Another possible GPU-based method for producing the 3D background information would be to exploit the OpenGL functionality on the GPUs. If depth buffering with GL_GREATER option is used, the resulting model would become quite dependent on the camera views and image resolutions selected for this OpenGL computation. (Multiple camera views would be necessary for spanning the entire 3D space.) In this case, it is more possible that foreground surfaces falsely remain as background surfaces. For instance, in Fig. 5, if the camera for building the 3D background model is placed in the middle of \({{\textsf {\textit{RC}}}}_{{{\textsf {\textit{p}}}}}\) and \({{\textsf {\textit{RC}}}}_{{{\textsf {\textit{q}}}}}\), and the OpenGL rendering is carried out for finding back-most surfaces, the triangle such as \({{\textsf {\textit{T}}}}_\textsf{2}\) easily remains as a background surface as there is no surface behind \({{\textsf {\textit{T}}}}_\textsf{2}\) relative to the selected camera view. In addition, the depth values of immersive videos are often imperfect due to insufficient precision and/or inaccurate estimation. If the OpenGL framework is employed, the inevitable z-fighting problem will produce a probable background image, PBI, of poor quality with annoying visual artifacts.

By contrast, the developed ray tracing-based method keeps the triangles in the vicinity of background surfaces, as implied by Fig. 6, as a part of 3D background model. This enables a more effective blending operation when the PBI is created using ray tracing from the probable background surface, PBS. Furthermore, the current hardware-accelerated ray tracing allows us to perform a more sophisticated foreground culling process against reference cameras to remove false background triangles more effectively. Through the GPU-assisted ray tracing capability, the triangles of 3D background model are also organized easily and quickly into a BVH tree during foreground culling, in turn enabling efficient 3D graphics operations in immersive 3D environment.

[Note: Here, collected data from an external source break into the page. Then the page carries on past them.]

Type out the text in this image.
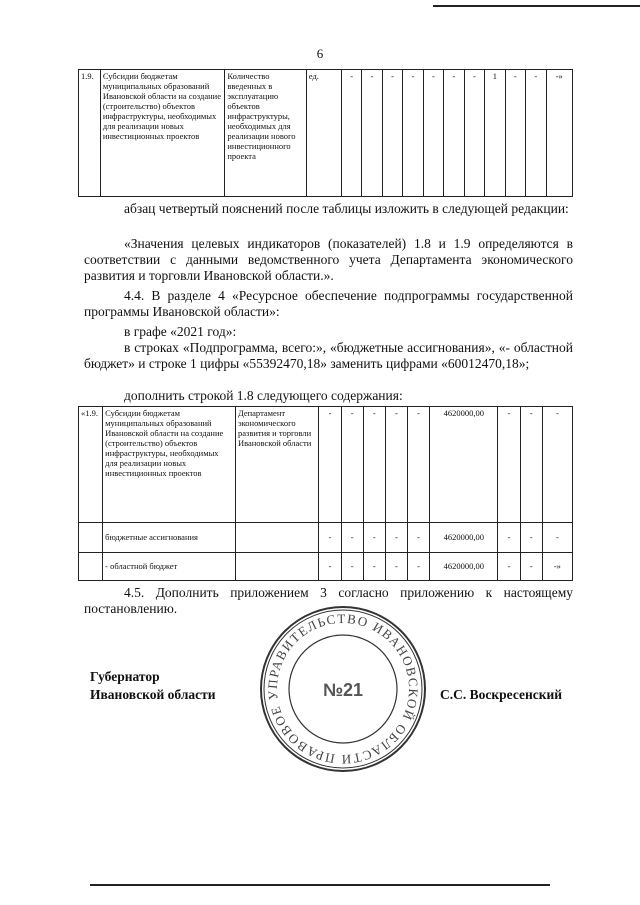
6
1.9.	Субсидии бюджетам муниципальных образований Ивановской области на создание (строительство) объектов инфраструктуры, необходимых для реализации новых инвестиционных проектов	Количество введенных в эксплуатацию объектов инфраструктуры, необходимых для реализации нового инвестиционного проекта	ед.	-	-	-	-	-	-	-	1	-	-	-»
абзац четвертый пояснений после таблицы изложить в следующей редакции:
«Значения целевых индикаторов (показателей) 1.8 и 1.9 определяются в соответствии с данными ведомственного учета Департамента экономического развития и торговли Ивановской области.».
4.4. В разделе 4 «Ресурсное обеспечение подпрограммы государственной программы Ивановской области»:
в графе «2021 год»:
в строках «Подпрограмма, всего:», «бюджетные ассигнования», «- областной бюджет» и строке 1 цифры «55392470,18» заменить цифрами «60012470,18»;
дополнить строкой 1.8 следующего содержания:
«1.9.	Субсидии бюджетам муниципальных образований Ивановской области на создание (строительство) объектов инфраструктуры, необходимых для реализации новых инвестиционных проектов	Департамент экономического развития и торговли Ивановской области	-	-	-	-	-	4620000,00	-	-	-
	бюджетные ассигнования		-	-	-	-	-	4620000,00	-	-	-
	- областной бюджет		-	-	-	-	-	4620000,00	-	-	-»
4.5. Дополнить приложением 3 согласно приложению к настоящему постановлению.
ПРАВИТЕЛЬСТВО ИВАНОВСКОЙ ОБЛАСТИ ПРАВОВОЕ У	№21
Губернатор
Ивановской области	С.С. Воскресенский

The developed method may appear limited in applicability in that it demands GPUs that support hardware-assisted ray tracing. However, because such GPUs have recently become increasing common, this requirement will not be a problem. Table 3 compares the computational cost to render the Museum sequence with disocclusion filling on three recent GPUs (refer to Table 2b again). As these statistics show, the newest GPU (‘4090’ in the table) provides significantly better ray tracing (CUDA and OpenGL also) performance, which strongly implies that the presented framework for the real-time stereoscopic rendering of immersive video will be easily implementable on commodity GPUs in the very near future.

Table 3 Immersive rendering performance on three selected GPUs

Currently, the presented immersive rendering scheme assumes static lighting only in input video as in many studies that exploit the temporal correlation between video frames for background modeling. This may cause temporal aliasing when the lighting condition varies over time. To overcome this problem, we are going to investigate how to efficiently reflect dynamic lighting changes during the PBS update for rendering natural images. A possible solution would be to partially replace the colors of visible vertices in the BVH of the PBS with those of 3D warped reference views of a new time frame.

Furthermore, the constructed 3D background model may contain some foreground surfaces, often temporally, during rendering without being removed by the foreground culling process. This problem is partially due to the numerical inaccuracy encountered in the GPU-assisted real-time ray tracing or, more seriously, the insufficient scene information provided by video streams. An additional application of a more sophisticated foreground removal algorithm, at least periodically, to the PBS structure would be helpful. Last but not least, the developed method tries to store only the farthest surfaces in the 3D background model, which may result in disocclusions on the surfaces of objects in the middle of scene. While it is quite desirable to keep multi-layers of surfaces in the 3D background model, the development of such a method that spends only a little time in the real-time immersive rendering pipeline remains for future work.